Karen Clark

Personal information
- Full name: Karen Lynn Clark
- Born: April 9, 1972 (age 54) Montreal, Quebec

Sport
- Sport: Swimming
- Strokes: Synchronized swimming

Medal record
Women's synchronized swimming
Representing Canada
Olympic Games
| Silver medal – second place | 1996 Atlanta | Team |
World Aquatics Championships
| Silver medal – second place | 1991 Perth | Team |
| Silver medal – second place | 1994 Rome | Team |
Pan American Games
| Silver medal – second place | 1995 Mar del Plata | Solo |
| Silver medal – second place | 1995 Mar del Plata | Team |

= Karen Clark (synchronized swimmer) =

Canadian synchronized swimmer

Karen Lynn Clark (born April 9, 1972) is a Canadian Olympic medalist and former synchronized swimmer.

==Career==
Clark began synchronized swimming at age six.
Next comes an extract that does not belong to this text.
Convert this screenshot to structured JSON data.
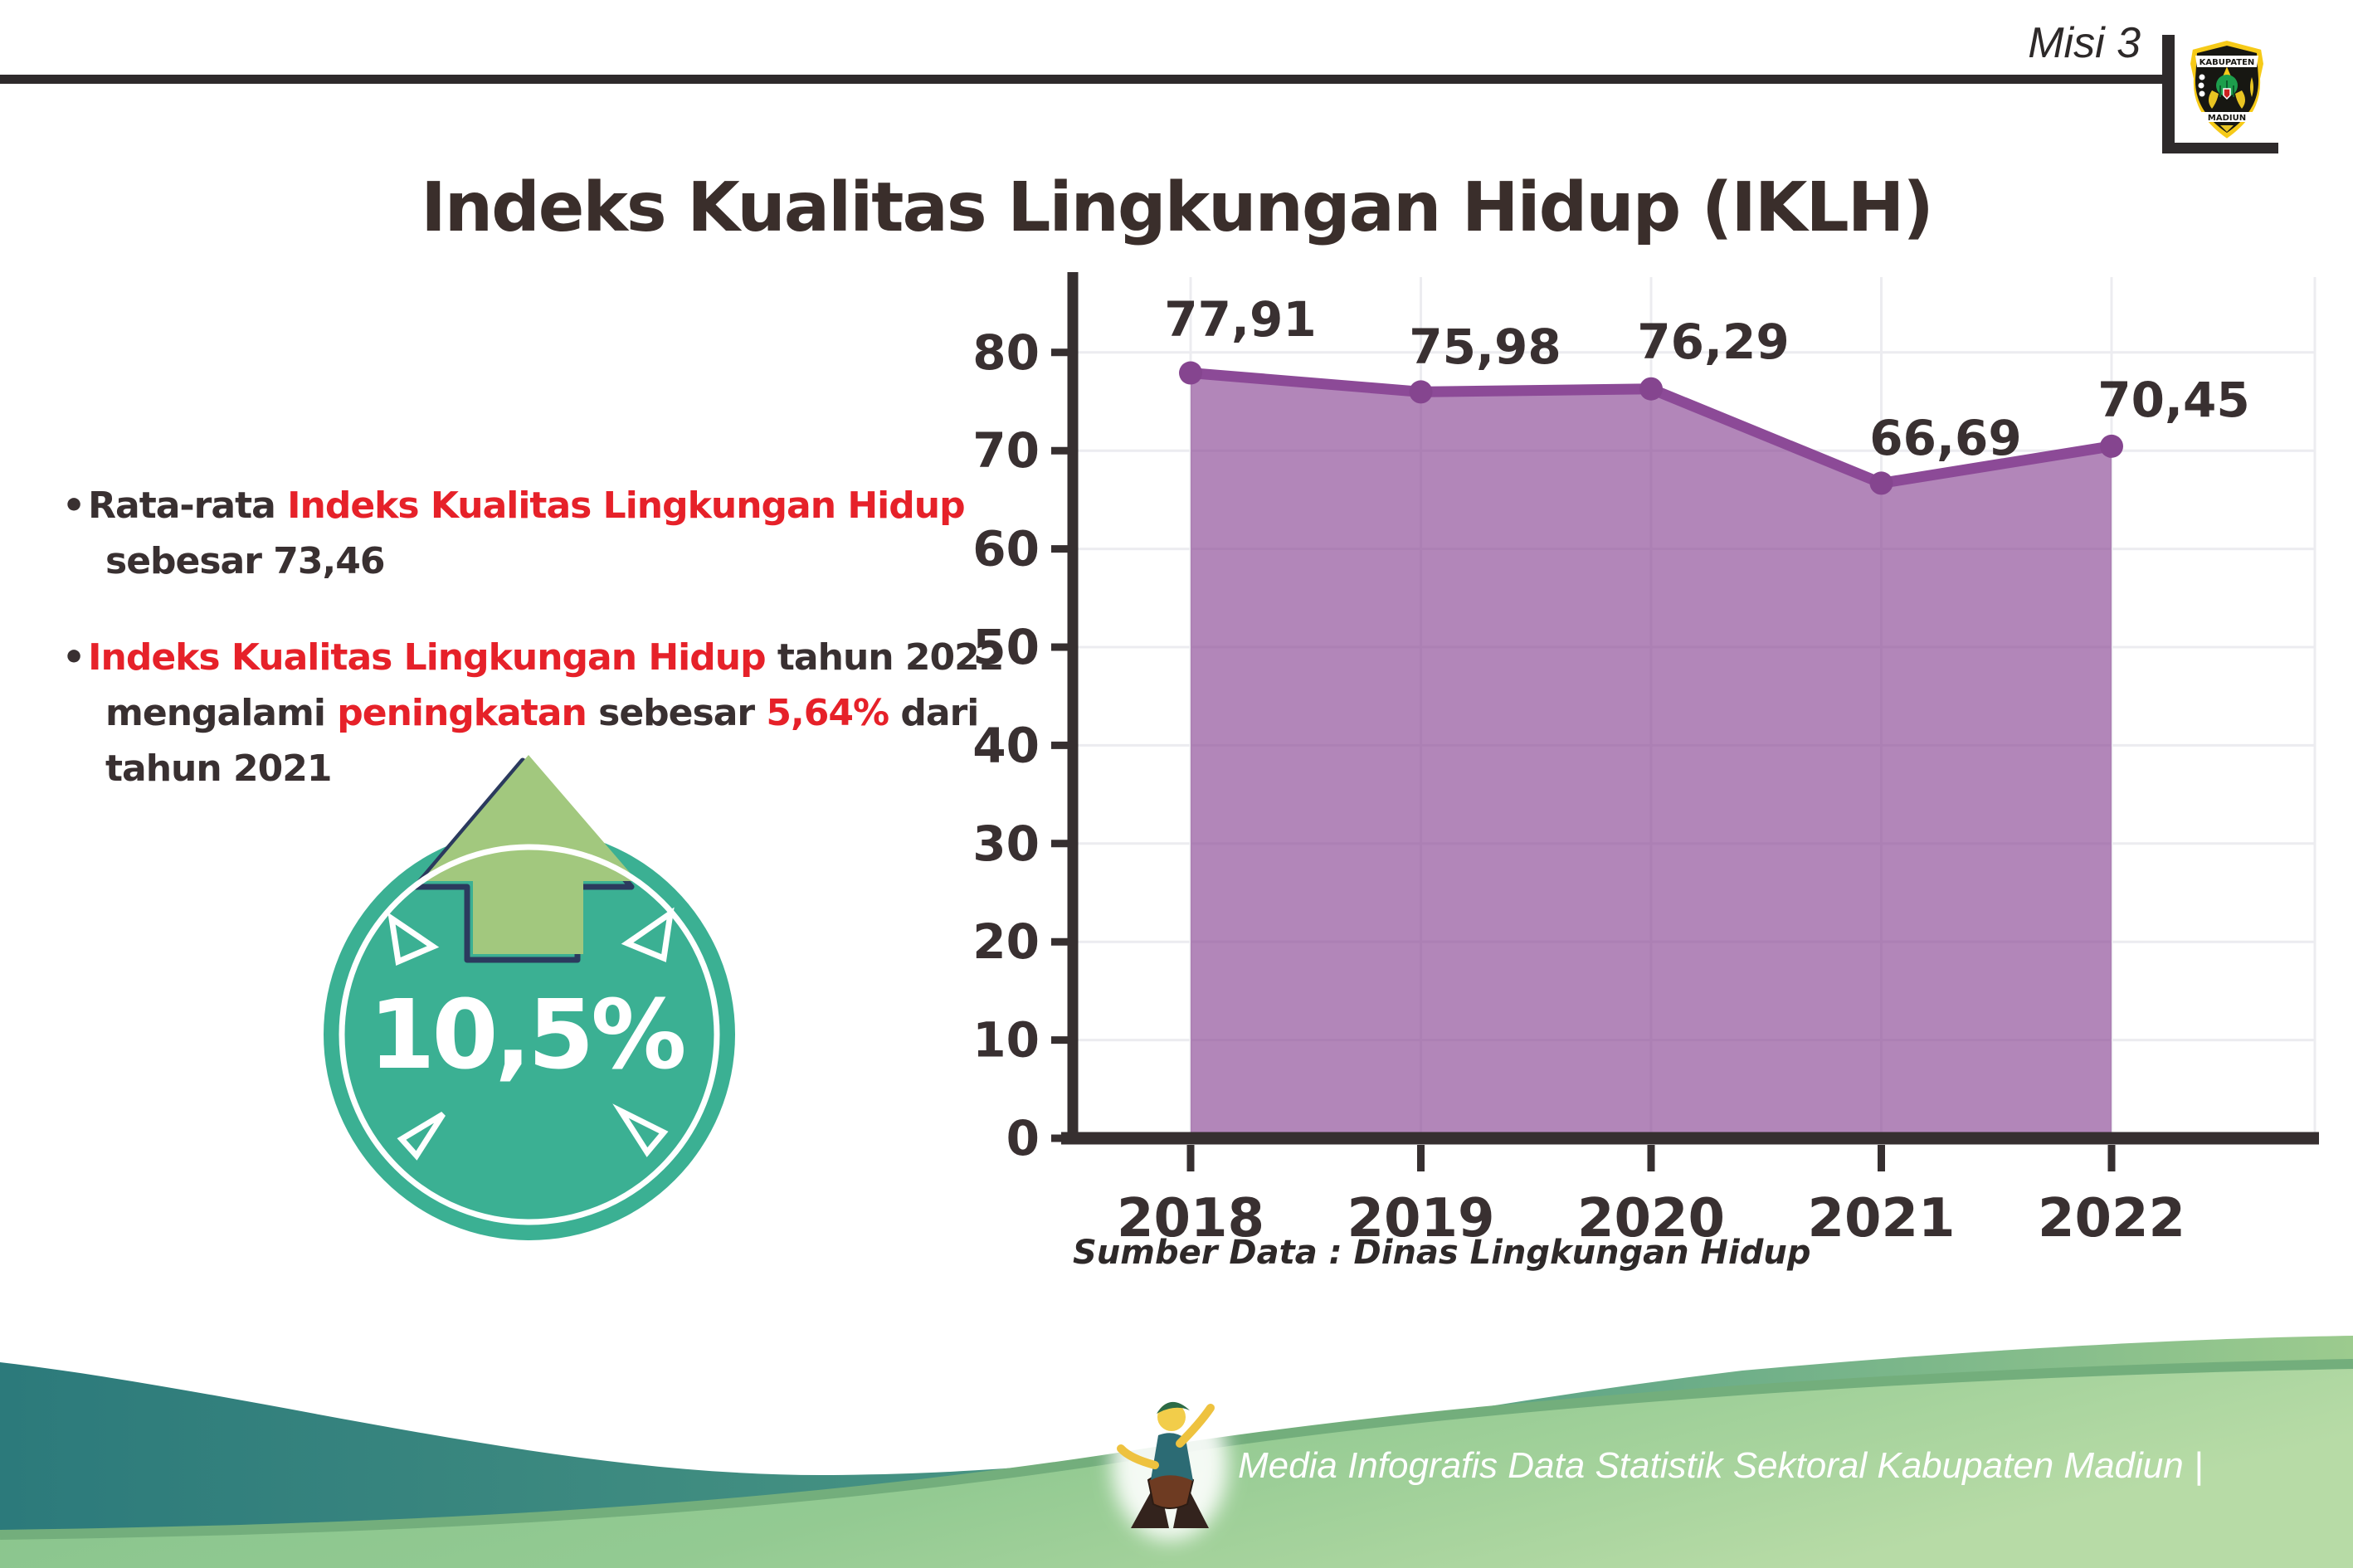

She won three silver medals in solo, duet and team at 1989 FINA World Junior Synchronised Swimming Championships As a member of Team Canada she would win silver in the team events at the 1991 World Aquatics Championships and 1994 World Aquatics Championships. She won a silver medal in the solo event at the 1995 Pan American Games. Her most notable achievement was winning a silver medal at the 1996 Summer Olympics in Atlanta with the Canadian team.

==Honours==
Clark was inducted into the Mississauga Sports Hall of Fame in 2004.